Made up of £142.5 million Infection Control Funding and £108.8 million for testing, the fund will help protect people in adult social care by continuing to meet the cost of rigorous infection prevention and control measures, as restrictions in wider society are eased, and supporting rapid, regular testing of staff to prevent COVID-19 transmission.


 Hospitals could need almost 16,000 more beds this winter, says RCEM

New analysis from the Royal College of Emergency Medicine has highlighted concerns in emergency departments across NHS hospitals in England about the number of beds available.

  • They found that during Q1 of 2020/21, the number of available beds decreased by 10,000 to comply with Infection Prevention and Control measures.
  • There have been some improvements but hospitals are still short of 6,000 beds compared to before the pandemic.
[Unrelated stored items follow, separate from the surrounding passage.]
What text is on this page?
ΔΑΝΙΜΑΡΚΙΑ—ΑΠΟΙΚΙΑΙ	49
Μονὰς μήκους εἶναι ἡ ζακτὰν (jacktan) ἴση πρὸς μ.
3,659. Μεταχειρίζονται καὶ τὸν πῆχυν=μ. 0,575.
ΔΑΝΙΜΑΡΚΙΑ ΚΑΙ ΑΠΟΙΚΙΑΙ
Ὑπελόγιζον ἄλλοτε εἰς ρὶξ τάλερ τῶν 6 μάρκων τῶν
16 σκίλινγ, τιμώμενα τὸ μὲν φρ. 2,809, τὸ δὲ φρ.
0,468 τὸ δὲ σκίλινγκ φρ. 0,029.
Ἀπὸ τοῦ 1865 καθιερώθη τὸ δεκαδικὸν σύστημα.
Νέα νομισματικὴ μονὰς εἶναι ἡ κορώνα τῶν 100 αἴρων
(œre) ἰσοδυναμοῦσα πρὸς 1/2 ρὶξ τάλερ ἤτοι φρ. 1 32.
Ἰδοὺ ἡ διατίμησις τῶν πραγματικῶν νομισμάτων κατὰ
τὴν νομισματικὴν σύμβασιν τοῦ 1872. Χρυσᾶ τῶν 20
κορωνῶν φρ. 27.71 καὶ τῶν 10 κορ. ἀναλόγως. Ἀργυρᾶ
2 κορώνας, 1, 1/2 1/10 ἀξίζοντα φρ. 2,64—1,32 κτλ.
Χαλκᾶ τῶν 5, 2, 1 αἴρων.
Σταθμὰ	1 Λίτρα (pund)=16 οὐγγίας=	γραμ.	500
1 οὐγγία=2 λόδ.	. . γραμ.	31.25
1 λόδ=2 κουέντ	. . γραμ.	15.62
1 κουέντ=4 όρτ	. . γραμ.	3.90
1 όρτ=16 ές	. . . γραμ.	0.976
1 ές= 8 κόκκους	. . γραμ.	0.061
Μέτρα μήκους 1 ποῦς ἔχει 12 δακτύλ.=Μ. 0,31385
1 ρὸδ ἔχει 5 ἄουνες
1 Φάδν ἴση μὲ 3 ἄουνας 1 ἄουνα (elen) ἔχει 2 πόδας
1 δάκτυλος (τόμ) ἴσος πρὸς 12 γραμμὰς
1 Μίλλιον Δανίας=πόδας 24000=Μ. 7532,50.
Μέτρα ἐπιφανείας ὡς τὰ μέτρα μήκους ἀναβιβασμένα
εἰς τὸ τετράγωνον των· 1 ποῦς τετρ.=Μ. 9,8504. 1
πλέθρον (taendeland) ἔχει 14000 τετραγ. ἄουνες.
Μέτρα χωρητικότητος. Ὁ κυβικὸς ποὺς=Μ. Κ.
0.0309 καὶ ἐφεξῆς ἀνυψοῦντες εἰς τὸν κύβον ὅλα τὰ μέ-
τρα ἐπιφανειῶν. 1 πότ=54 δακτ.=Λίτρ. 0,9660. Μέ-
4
Moreover, numbers pre-pandemic should not be seen as the standard, as bed occupancy levels were too high then.
  • RCEM has analysed a range of possibilities and found that, if the total number of beds needed this winter is the same as 2017/18, an additional 7,588 beds will be needed.
  • However, if it is the same as 2018/20, an additional 15,788 beds will be needed.
  • RCEM called for a safe restoration of bed capacity but emphasised that this cannot happen without addressing the staffing crisis and the challenges in the social care system.
  • NHS Providers agreed with the analysis and urged the government to commit to continuing permanent funding for discharge to assess.


Scientists call for an expansion of Covid symptoms list

A group of leading scientists have called for the UK’s official list of COVID-19 symptoms to be expanded to ensure all cases are accounted for.

The World Health Organisation and the US government guidance list symptoms which the UK’s list does not, like a sore throat and runny nose. The government have responded that the UK’s symptom list is under constant review.

Current NHS advice states people should self-isolate and get a test if they have a high fever, a new continuous cough or a loss or change to their sense of smell or taste.

But the group of experts – including Prof Calum Semple, of the government’s Scientific Advisory Group for Emergencies (Sage) – points out not everyone who catches Covid displays these classic symptoms.